It’s deep summer in Doha, 118 degrees today and humid, though not as humid as it will be in a few weeks. By then, Doha will be a ghost of itself, most everyone somewhere other than here. I suppose I am something of an oddity in my love of Doha in the summer. Gone is the tangled, honking traffic and the overstuffed, chaotic malls. This warp speed city fast forwarding from desert to mirage slows down a bit. Yes, there is the heat, and make no mistake, the raw power of it is humbling, frightening even, yet so much perseveres: the bulbuls and mourning doves pecking the seed I sprinkled on the sill, lizards darting from the aloe when I water the garden, the feral cats stalking shade and hauling their kittens behind them. It’s too hot to do much of anything, and there’s a certain luxury of filling the time with quieter pursuits.
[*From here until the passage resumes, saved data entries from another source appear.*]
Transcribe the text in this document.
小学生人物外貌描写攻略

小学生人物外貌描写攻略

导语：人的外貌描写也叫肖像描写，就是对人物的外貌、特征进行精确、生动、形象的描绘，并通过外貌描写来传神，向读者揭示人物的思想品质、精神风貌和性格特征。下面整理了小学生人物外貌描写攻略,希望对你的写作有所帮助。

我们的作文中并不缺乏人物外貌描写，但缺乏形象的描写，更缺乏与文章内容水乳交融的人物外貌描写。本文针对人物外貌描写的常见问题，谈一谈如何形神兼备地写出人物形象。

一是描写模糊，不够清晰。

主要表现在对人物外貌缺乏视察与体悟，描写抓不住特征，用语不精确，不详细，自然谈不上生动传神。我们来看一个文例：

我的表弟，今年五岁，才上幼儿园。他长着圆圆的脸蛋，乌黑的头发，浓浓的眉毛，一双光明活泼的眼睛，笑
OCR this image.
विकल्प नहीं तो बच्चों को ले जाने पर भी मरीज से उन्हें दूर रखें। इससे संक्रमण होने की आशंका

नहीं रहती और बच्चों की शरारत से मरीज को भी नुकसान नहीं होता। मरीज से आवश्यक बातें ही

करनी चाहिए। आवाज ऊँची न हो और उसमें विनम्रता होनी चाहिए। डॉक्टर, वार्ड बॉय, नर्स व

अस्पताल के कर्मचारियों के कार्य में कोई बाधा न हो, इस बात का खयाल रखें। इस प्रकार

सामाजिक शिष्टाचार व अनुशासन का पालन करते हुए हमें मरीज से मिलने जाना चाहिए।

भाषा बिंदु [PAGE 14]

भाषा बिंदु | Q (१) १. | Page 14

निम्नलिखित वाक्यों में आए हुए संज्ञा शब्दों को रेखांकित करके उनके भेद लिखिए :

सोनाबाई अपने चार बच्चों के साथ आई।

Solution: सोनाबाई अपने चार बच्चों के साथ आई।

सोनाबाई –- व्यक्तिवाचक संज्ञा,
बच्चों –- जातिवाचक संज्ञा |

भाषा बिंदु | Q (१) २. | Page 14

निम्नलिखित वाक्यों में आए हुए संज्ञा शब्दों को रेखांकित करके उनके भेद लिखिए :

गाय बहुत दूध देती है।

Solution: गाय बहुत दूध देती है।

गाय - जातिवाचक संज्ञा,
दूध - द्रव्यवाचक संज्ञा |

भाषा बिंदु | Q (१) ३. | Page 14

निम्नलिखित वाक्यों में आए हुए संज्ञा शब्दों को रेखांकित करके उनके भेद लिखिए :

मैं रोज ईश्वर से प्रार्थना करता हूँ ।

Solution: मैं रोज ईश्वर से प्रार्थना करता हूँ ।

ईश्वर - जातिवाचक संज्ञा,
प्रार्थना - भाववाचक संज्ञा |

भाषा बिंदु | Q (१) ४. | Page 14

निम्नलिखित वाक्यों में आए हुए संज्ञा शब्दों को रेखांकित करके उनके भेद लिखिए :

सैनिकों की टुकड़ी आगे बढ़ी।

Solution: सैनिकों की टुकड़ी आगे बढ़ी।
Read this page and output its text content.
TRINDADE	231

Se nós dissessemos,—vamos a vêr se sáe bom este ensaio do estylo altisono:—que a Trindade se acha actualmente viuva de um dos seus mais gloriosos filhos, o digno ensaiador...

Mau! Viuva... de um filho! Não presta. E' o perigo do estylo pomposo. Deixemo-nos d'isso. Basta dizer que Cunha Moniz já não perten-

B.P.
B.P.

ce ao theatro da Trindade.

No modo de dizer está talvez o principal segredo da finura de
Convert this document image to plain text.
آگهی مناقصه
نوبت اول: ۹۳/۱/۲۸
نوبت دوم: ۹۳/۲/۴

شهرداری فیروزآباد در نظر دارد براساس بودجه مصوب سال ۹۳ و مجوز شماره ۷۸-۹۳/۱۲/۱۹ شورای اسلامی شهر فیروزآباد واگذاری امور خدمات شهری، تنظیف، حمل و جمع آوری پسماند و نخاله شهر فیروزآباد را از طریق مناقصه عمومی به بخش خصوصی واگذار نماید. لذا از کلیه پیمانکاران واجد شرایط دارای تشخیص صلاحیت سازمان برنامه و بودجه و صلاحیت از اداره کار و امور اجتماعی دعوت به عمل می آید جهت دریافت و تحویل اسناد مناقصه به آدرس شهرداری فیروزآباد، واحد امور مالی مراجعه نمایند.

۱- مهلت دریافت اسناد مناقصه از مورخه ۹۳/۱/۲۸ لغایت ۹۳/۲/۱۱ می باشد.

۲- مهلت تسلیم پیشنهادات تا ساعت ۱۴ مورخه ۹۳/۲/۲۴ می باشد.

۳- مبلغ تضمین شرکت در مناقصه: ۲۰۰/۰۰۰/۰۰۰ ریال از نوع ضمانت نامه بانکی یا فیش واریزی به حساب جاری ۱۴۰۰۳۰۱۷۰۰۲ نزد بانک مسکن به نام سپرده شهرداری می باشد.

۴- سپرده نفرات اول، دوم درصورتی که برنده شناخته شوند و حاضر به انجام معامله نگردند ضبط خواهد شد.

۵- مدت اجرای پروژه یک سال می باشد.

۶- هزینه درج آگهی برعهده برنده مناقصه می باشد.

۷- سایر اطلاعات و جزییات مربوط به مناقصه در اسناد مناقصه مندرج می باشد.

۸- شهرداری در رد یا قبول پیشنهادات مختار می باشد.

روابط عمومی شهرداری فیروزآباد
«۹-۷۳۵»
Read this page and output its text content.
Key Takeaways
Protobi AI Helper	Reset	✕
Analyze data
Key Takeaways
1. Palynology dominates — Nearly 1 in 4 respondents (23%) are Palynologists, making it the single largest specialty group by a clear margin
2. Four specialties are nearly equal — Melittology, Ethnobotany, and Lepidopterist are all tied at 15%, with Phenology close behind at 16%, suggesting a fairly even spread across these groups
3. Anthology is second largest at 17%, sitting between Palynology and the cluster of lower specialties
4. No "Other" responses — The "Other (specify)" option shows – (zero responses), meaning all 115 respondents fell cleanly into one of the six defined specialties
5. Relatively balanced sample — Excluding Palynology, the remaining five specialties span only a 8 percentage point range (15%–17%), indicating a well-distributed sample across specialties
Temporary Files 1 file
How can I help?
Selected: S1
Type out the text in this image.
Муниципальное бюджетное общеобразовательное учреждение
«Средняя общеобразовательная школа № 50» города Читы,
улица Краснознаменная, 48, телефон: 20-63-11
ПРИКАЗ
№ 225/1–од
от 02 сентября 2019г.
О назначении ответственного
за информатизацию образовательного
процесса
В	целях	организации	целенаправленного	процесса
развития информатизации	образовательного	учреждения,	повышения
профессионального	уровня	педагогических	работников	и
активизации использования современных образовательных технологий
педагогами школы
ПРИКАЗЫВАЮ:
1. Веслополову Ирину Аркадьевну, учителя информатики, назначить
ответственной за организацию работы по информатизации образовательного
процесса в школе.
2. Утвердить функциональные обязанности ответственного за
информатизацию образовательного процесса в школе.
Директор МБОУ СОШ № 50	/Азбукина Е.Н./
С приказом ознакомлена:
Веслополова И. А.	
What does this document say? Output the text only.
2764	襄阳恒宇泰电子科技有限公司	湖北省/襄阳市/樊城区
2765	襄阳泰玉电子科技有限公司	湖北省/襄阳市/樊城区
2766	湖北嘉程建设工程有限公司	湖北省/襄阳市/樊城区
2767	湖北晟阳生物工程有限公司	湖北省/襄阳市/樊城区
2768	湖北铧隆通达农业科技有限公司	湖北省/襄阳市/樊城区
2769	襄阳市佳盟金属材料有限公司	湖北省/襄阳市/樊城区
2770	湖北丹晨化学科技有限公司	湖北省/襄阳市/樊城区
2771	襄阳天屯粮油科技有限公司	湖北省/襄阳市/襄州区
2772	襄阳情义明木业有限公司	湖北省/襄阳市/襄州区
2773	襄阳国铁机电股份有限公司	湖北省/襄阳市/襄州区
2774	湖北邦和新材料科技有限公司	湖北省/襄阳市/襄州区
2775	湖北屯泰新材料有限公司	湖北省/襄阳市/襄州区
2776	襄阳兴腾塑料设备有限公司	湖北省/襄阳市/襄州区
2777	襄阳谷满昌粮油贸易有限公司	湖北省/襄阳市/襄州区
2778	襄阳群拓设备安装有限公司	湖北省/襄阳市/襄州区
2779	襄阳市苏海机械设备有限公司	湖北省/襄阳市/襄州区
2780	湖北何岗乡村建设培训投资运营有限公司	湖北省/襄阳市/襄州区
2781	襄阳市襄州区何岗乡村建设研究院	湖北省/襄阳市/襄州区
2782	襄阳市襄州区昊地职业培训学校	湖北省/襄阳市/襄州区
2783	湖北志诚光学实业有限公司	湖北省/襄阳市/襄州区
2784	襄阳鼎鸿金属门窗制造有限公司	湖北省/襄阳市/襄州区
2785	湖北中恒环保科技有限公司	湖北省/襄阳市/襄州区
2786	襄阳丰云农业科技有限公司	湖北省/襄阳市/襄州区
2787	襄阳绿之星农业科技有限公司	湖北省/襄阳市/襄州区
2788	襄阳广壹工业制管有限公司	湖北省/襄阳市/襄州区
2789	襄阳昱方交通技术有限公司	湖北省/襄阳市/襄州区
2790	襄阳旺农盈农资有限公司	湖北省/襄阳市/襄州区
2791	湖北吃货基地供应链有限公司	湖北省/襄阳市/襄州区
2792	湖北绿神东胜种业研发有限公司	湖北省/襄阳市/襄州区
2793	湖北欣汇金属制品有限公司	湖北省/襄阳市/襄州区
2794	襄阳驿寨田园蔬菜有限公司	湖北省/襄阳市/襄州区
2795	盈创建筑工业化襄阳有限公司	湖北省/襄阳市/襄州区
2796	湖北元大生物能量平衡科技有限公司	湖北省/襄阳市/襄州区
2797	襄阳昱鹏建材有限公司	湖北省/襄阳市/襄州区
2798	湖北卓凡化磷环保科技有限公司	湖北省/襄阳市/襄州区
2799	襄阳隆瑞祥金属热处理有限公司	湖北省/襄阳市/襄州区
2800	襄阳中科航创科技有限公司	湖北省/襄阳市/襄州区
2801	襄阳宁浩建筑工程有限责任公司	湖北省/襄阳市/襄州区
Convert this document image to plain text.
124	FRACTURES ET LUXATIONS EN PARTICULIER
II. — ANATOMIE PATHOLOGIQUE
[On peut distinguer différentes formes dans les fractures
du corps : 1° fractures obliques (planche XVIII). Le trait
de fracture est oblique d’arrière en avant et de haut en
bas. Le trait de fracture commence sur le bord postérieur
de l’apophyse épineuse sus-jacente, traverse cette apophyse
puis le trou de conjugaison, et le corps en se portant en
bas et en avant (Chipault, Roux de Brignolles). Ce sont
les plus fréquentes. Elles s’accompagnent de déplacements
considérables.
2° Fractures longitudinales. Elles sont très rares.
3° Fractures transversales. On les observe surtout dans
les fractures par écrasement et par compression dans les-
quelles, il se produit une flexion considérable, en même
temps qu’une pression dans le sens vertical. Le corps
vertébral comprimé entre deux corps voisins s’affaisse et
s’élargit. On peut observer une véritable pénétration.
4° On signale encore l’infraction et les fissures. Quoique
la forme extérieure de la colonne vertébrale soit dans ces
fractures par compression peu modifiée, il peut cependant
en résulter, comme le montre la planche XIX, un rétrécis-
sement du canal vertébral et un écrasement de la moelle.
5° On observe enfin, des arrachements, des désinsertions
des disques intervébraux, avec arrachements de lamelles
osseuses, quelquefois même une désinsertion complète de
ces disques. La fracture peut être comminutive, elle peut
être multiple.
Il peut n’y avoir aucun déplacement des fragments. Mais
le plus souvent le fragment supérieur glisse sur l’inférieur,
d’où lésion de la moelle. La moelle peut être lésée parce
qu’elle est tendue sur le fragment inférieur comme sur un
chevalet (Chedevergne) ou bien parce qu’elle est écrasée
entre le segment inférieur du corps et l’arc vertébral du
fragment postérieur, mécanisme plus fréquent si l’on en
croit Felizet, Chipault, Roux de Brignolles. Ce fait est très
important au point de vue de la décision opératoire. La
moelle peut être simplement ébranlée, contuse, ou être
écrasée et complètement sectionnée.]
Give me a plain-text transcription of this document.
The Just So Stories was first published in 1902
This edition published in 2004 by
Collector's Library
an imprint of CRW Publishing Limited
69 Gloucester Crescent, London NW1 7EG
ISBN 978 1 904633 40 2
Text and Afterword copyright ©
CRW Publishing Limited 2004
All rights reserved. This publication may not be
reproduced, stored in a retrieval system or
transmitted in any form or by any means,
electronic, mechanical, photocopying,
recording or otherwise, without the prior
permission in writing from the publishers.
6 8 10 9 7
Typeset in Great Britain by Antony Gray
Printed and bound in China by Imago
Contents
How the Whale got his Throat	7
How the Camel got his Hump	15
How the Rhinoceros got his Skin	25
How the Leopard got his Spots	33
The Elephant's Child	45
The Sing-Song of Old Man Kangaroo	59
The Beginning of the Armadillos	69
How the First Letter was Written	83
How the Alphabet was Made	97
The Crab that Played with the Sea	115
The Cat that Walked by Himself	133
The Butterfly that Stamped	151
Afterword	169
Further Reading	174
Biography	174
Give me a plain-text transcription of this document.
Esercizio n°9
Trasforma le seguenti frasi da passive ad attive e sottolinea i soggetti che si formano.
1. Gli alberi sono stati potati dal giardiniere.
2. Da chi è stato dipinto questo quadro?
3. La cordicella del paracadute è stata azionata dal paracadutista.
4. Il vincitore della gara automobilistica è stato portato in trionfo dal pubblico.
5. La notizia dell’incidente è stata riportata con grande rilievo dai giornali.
This issue of diode, I think, is a quieter pursuit, perfect for a long, summer read.
Patty Paine
I once had a colleague, since retired, who said that for him there were three reasons to teach—June, July, and August. And summers are nice here in Richmond: hot by day, warm by night, generally humid, sometimes rainy, sometimes dry. Maples and live oaks provide plenty of comforting shade. Children are (mostly) out of school, so normally quiet neighborhoods fill with the sounds of their play. And I still get to teach—my reasons are not the same as my former colleague’s, I guess. This summer, it’s an introductory creative writing class, fiction, two nights a week for eight weeks in what may be the most comfortable room on VCU’s campus—cool and carpeted, windows overlooking the Anderson Gallery (currently showing “Knock, Knock!, From the Collection of Paul and Sara Monroe”). I have fourteen students, some who will become writers, some who will not but who will always be readers. The pace is leisurely, the teaching fun, educational, and rewarding. And it leaves plenty of time to focus on reading diode closely now, not as a collection of work by several different poets and writers, but as the single piece it becomes when it’s finally all together.
Jeff Lodge
Wherever you are, we hope you enjoy this issue of diode the way we now will.